I miss those quiet summer days that made for a great time to experiment in writing.
I had a professor remark that my writing was “collagistic” in a way that mirrored the topic that I was exploring: Romare Bearden’s collages and photomontages. Wish I could say that this approach was always deliberate. Bearden was deliberate (See From Process to Print: Graphic Works By Romare Bearden). However, I’m learning to embrace this writing style which wanders between creative inventiveness and distracted chaos. I obsessively cut and paste my Word documents on the computer screen. I splice from within the document and from previously written notes, and I paste those iterations together with new thoughts and inquiries. This past summer I tried something new. I built a physical collage of an article-in-process on Bearden. One of my arguments has to do with the physicality of collage methods–cutting, pasting, arranging, and rearranging–in order to come up with a visually distinctive and multi-layered work. Bearden said this about his process of building collages:
I build my faces, for example, from parts of African masks, animal eyes, marbles, [and] mossy vegetation. . . I then have my small original works enlarged so the mosaic like jointings will not be so apparent, after which I finish the larger painting. I have found when some detail, such as a hand or eye, is taken out of its original context and is fractured and integrated into a different space and form configuration it acquires a plastic quality it did not have in the photograph.

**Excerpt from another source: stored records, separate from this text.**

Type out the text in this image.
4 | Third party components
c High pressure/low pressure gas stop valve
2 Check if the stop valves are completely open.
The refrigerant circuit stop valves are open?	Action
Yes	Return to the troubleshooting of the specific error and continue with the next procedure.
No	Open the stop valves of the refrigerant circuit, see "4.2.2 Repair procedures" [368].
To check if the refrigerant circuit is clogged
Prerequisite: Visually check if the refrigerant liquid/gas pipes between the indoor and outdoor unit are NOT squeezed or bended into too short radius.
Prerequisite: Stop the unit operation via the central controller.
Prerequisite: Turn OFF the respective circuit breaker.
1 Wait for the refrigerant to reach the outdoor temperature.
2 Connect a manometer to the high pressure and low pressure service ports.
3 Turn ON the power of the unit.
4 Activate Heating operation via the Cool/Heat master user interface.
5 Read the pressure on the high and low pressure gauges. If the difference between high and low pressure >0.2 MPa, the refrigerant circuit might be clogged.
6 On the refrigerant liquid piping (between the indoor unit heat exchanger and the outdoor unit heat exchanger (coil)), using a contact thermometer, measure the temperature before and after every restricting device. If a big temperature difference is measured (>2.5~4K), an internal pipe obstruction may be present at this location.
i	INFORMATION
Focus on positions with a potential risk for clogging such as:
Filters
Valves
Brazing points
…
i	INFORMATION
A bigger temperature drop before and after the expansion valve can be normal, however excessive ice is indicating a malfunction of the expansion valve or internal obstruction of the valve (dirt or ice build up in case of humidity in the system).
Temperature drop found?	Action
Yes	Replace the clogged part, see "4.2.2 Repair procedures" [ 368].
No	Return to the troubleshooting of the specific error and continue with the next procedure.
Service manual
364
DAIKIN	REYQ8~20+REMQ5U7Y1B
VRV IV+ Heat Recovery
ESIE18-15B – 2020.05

I wrestled for two weeks to finalize the article. I implemented a much more measured collage-like form at the process stage than ever before. I literally kneeled on the floor of my office, then in the serene space of the Newhouse Center for the Humanities at Wellesley College in the final weeks of my Mellon Postdoctoral Fellowship in Art and Africana Studies. I accomplished a lot just in seeing my article before me. Visually tracking one argument to the next was useful. I actually went into a hypnotic zone of organizing–no music, no chair, no human interaction–except when I was home. My six-year-old walked in to see all of my papers on the floor (ah, work-life balance). She asked, “Mommy, what are you doing?” I wasn’t always sure, but I wanted something magical to happen with my writing, or, at the very least, something coherent.
I haven’t submitted my article yet. It’s still not ready. I need to cut-and-paste my way towards something inspiring in my new digs in the Jewett Art Center. Pass me the scissors!
 Romare Bearden as quoted in Michael Gibson, International Herald Tribune. Letter from Bearden dated June 15, 1975 [copy], Bearden Papers, AAA; Schwartzman, p. 216, 310, n21.